I realize comparing GLP1 patients with metformin patients isn't the same as comparing GLP-1 patients with "healthy" individuals, but it seems like there are some more potential serious consequences of taking these drugs that the mainstream isn't willing to recognize.
These drugs have already been associated with thyroid cancers in trial. The thyroid governs your metabolism and hormone production and, as a result, effectively every bodily function. That should be a major area of study that seems to be handwaved away at the moment as just another potential but "rare" side effect.
It's clear these drugs help with weight management, but I don't think they are anywhere near the miracle drugs that many are making them out to be.
You would love Dr. Chris Palmer’s book BRAIN ENERGY. Metabolic health is at the root of all human health - and although mitochondrial research is in its infancy - decades of scientific research supports these theories.
And as Dr. Georgia Ede says… “the brain IS part of the body”. Metabolic health is at the root of our health - including our mental health.
I made a guide for accessing GLP-1 drugs cheaply, for people struggling with cost or gatekeeping doctors. Hope it helps! https://docs.google.com/document/d/1hNUn-lwjKR60PW5zjXX3Y2cUXvwIbshsPWYXiUIhMMQ/edit?usp=drivesdk
Those nexaph prices are quite low! I bought from prime peptides. I am trying a very small dose (0.05mg) of semaglutide and it is probably too much. I'm doing a 12 week experiment to see if a dose that i basically do not notice will make a material improvement in my bloodwork. Not trying to lose weight, but I find that even on a tiny dose I want to eat stuff like pizza and french fries, both of which i love, in smaller quantities.
Yeah Nexaph is cheap, but if you go deeper there are good sources less than half of Nexaph's pricing.

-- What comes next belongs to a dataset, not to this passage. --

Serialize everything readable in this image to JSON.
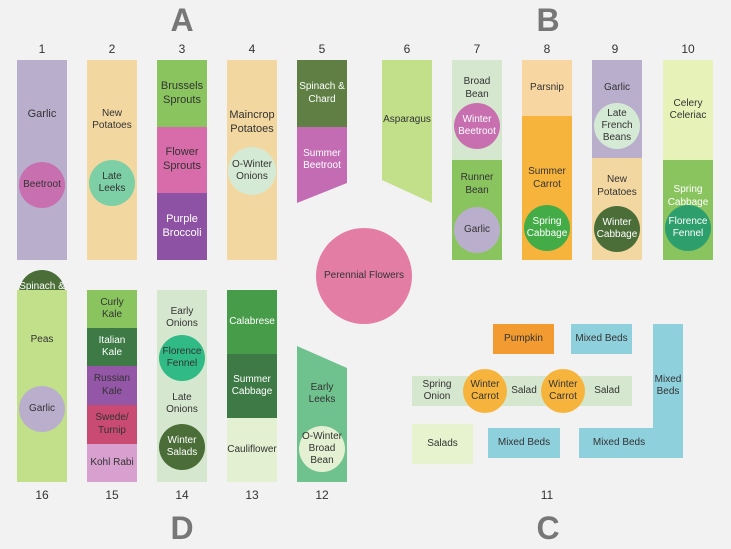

Prime Peptides is $105 for 5mg. At the dose I'm taking - a piddly 0.02-0.05mg - volume is not a concern - it's literally 100+ doses if the shelf life held.
But nexaph is 10x 5mg for $125?
Out of curiosity have you tried any of these?

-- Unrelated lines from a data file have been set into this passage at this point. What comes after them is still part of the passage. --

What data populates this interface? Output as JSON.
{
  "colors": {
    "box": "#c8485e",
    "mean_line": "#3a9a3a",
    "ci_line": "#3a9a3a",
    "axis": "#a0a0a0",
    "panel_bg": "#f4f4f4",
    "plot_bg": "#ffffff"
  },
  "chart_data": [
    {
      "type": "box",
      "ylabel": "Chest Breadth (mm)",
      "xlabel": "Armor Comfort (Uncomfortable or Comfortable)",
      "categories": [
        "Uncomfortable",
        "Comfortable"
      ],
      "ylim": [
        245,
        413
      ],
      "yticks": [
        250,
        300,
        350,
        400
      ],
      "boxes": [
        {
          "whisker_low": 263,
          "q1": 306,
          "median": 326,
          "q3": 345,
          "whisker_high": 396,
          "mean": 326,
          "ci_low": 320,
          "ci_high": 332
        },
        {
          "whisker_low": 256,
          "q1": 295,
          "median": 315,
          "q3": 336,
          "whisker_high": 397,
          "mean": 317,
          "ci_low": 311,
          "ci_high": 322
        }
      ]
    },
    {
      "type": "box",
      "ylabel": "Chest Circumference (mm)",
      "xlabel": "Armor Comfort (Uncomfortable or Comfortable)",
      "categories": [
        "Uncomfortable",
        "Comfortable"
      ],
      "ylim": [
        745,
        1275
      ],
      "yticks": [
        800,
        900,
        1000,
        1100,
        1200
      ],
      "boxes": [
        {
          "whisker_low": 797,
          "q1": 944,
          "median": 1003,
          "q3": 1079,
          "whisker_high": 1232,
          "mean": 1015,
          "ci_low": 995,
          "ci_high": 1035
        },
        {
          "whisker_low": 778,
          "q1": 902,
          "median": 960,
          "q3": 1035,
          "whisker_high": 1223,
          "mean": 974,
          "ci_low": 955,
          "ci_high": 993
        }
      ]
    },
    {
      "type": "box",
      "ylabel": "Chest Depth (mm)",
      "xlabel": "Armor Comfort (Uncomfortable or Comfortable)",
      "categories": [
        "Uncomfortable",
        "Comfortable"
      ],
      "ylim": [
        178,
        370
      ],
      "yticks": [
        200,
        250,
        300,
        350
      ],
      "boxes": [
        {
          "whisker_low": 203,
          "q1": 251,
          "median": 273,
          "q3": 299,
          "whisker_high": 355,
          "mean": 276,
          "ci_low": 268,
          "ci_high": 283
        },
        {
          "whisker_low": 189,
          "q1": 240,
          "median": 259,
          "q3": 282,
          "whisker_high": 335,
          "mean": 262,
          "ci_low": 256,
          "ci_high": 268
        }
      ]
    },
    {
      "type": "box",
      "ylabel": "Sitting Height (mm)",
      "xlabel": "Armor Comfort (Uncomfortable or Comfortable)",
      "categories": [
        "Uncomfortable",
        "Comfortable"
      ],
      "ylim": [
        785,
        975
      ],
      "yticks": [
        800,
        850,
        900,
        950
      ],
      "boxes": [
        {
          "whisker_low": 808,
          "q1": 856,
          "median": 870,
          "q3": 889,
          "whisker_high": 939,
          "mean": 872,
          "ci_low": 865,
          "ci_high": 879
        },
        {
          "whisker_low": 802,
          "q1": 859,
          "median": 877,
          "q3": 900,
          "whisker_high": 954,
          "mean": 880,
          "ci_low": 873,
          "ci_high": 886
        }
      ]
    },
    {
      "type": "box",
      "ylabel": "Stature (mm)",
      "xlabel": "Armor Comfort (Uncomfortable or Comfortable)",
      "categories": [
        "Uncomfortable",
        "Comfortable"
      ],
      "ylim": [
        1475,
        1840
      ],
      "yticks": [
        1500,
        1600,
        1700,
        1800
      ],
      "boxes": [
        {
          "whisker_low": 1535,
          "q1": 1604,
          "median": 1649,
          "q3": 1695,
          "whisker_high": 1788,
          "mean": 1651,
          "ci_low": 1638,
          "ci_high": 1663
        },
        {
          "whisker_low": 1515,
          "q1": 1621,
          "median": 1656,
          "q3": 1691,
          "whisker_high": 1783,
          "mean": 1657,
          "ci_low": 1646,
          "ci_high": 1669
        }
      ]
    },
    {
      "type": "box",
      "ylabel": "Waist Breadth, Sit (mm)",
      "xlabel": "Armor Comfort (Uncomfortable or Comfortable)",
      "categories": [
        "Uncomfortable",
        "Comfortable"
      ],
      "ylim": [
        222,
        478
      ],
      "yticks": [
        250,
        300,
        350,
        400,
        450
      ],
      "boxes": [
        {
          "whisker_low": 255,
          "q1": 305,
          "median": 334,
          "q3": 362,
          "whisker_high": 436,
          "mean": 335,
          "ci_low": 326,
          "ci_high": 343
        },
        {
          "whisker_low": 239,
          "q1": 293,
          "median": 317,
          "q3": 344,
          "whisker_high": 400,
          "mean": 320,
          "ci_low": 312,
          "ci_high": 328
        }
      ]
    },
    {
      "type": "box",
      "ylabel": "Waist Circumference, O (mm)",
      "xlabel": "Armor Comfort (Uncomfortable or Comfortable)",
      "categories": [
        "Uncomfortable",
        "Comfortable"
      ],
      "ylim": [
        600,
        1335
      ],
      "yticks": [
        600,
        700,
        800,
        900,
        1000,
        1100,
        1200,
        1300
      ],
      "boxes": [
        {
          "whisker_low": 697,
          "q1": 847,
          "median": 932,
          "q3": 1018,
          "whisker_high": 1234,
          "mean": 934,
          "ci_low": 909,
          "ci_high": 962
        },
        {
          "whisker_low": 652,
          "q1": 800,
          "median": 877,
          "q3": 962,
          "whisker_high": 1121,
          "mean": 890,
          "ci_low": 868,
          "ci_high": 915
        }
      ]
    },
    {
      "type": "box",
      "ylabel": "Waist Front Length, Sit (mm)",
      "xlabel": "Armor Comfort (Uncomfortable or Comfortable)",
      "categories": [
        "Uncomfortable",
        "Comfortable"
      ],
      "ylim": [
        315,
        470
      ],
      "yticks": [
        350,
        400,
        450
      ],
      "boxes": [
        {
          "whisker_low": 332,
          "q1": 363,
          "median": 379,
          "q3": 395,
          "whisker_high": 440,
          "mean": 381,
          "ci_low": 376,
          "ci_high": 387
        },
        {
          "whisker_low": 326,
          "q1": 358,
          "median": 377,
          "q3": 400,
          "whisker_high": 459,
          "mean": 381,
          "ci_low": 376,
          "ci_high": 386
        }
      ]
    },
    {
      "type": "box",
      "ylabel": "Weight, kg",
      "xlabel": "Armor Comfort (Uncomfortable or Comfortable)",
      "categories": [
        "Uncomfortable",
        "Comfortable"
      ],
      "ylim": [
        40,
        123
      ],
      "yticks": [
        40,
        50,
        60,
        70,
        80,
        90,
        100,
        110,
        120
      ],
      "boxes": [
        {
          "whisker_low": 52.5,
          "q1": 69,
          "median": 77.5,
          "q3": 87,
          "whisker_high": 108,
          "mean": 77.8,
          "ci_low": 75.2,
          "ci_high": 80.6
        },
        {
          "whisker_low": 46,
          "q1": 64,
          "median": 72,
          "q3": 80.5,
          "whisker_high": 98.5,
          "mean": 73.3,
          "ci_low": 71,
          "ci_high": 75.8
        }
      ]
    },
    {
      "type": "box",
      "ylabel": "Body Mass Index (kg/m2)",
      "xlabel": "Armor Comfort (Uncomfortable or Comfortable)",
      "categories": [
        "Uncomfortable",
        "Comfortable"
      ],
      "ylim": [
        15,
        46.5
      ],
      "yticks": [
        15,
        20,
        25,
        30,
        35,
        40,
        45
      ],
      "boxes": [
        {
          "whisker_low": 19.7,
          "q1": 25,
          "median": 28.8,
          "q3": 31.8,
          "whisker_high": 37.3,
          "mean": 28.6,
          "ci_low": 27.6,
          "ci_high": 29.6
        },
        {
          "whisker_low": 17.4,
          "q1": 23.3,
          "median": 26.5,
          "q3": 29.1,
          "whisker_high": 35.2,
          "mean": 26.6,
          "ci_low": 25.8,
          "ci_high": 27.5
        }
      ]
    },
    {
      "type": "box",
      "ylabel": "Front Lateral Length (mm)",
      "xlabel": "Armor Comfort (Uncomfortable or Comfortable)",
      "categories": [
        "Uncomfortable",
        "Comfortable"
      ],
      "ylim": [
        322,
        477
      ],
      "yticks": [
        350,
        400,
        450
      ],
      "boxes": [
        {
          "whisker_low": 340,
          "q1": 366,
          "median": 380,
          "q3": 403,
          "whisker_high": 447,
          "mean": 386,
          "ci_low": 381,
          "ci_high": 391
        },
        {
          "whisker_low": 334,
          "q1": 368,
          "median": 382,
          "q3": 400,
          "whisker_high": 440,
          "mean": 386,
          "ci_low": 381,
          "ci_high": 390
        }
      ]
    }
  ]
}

I've only used Retatrutide, and my source BFFLIST is offline now unfortunately, but I paid $90 for 10 vials of 5mg each. Works great, taking only 1mg/5 days.
$20/mg is an insane ripoff - SSA (on Telegram/Discord only) has a 5mg X 10 kit of Semaglutide for $48 now lol.
All this stuff is made in China, a place like Prime Peptides is just reselling it at an insane markup. Good business if you can get it lol.